Evelyn Villarreal is one lucky three-year-old. Not only does she have extremely loving parents, but by most medical analyses, she shouldn’t be alive. According to a report in Science, Evelyn has spinal muscular atrophy type 1 (SMA1), a genetic disease that gradually paralyzes babies. It killed her sister at 15 months. But when the Villarreals got pregnant again, they decided to have Evelyn, even though there is a one-in-four odds of a second tragedy.
But Milan Villarreal, Evelyn’s father, learned about a clinical trial in Ohio and sent an email to sign up his daughter. She’s since received a gene therapy treatment that gave her body a crucial, missing protein and Evelyn is now like a lot of three-year-olds, though she still has weak thighs.
The trial she participated in shocked researchers. All 15 babies treated for SMA1, who were expected to die by age 2, are alive at 20 months or older. Most can sit up, and one boy is also walking like Evelyn, reports Science.
A drug that was recently approved for SMA1 has received similar results, but must be injected into the spine every four months. The gene therapy Evelyn received was a one-time treatment, infused through a vein.
The success of this gene treatment adds to the rising success of gene therapy overall. A treatment for a genetic form of blindness has not only been endorsed last month by a U.S. Food and Drug Administration advisory panel, but is also on track to be the first gene therapy in the U.S. approved for an inherited disease, Science reports.

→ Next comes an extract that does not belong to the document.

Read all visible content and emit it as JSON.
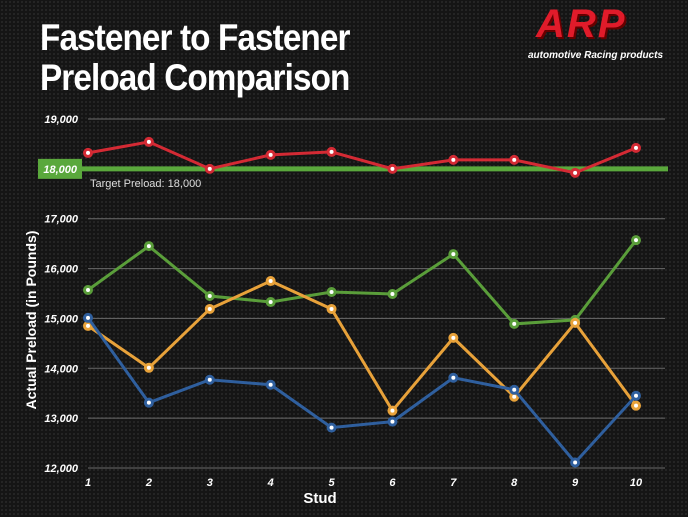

But the SMA1 study is different because it shows the power of a new vector, “a virus carrying a therapeutic gene that, infused into a vein, can carry its cargo to the central nervous system, across the so-call blood-brain barrier,” Science explains. Efforts to treat neurological diseases with gene therapy had previously been unsuccessful, but this SMA1 success has encouraged researchers to use gene therapy for rare childhood neurological and muscular diseases.
“It opens up a whole new concept to a field that has been very cautious,” Federico Mingozzi, the chief scientific officer of the gene therapy company Spark Therapeutics, told Science.